Though endoscopic thoracic sympathectomy is quick and effective, it is associated at times with very troublesome sequelae. Paradoxically, the operation, which was performed for relief of palmar hyperhidrosis, is followed by a remarkable compensatory hyperhidrosis. The reported incidence in the literature varies from 37% to 84%.11–12,19,21–23 According to Shelley et al its frequency reflects the extensiveness of the denervation.24 The larger the number of glands removed from thermoregulatory control, the greater the response that one can anticipate from the remaining glands. In our series 20 patients (77%) complained of postoperative hyperhidrosis. Gustatory phenomenon after sympathectomy has been reported widely18,19,22,23; in our series five patients reported sweating over the face while eating.

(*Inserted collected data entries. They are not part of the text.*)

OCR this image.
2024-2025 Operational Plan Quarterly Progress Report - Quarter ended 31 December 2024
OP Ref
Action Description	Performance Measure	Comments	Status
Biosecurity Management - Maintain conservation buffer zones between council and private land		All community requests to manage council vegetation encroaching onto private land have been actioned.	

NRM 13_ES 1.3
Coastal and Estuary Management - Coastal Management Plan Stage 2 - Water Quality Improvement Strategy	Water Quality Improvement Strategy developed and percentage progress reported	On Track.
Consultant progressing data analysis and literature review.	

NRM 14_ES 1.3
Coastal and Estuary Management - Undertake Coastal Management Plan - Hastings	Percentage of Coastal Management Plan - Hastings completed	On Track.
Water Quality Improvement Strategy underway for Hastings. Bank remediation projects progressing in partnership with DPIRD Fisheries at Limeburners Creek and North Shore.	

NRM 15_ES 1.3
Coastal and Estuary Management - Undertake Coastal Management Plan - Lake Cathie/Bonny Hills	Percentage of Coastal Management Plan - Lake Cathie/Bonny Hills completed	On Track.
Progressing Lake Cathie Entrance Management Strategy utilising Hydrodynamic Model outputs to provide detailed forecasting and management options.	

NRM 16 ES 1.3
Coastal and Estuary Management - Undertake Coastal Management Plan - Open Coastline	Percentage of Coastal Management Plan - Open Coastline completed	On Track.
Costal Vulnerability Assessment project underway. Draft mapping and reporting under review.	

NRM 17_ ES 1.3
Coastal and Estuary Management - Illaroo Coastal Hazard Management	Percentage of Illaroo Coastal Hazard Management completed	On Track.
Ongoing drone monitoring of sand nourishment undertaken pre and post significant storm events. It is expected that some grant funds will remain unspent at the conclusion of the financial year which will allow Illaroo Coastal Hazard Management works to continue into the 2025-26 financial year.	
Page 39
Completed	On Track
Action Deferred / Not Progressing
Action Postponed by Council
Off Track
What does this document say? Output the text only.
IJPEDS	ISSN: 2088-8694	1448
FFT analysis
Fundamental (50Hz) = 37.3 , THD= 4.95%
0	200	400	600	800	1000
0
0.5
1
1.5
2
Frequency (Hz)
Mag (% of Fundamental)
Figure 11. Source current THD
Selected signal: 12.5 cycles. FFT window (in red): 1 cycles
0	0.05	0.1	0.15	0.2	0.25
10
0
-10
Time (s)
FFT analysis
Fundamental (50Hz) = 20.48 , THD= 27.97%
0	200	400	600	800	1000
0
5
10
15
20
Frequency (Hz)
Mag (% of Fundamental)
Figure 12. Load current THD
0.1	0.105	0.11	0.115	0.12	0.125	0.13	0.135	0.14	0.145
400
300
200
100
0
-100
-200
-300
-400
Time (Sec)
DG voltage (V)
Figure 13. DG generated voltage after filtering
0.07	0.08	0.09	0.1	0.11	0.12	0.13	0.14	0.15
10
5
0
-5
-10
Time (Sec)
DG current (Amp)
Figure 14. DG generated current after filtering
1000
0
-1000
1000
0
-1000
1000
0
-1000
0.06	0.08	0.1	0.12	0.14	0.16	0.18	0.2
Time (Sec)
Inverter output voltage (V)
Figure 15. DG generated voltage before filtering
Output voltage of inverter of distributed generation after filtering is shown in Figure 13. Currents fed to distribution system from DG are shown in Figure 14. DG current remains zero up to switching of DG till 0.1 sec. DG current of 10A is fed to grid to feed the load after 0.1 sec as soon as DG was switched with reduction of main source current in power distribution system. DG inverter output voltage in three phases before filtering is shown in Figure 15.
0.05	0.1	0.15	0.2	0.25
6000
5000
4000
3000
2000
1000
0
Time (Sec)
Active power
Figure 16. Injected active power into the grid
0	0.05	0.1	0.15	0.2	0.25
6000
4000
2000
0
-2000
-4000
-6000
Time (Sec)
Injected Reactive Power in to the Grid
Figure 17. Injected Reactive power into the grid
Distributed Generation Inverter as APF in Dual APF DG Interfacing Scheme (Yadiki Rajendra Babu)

The result of this postal audit has provided useful data about the possible postoperative problems. This has enabled us to improve the information given to the patients preoperatively. As the operation is intended to improve quality of life, the patients should be aware of possible postoperative sequelae. This can used as a baseline for a detailed consent form. It can also be used as a screening test to determine which patients are sufficiently motivated to undergo surgery, as well as to avoid possible medicolegal problems in future.

The vast majority of the patients who undergo sympathectomy for hyperhidrosis are pleased with the results. Careful patient selection and preoperative counselling are important to ensure a satisfactory outcome. In patients with Raynaud’s phenomenon and excessive facial blushing, thoracic sympathectomy is equally beneficial.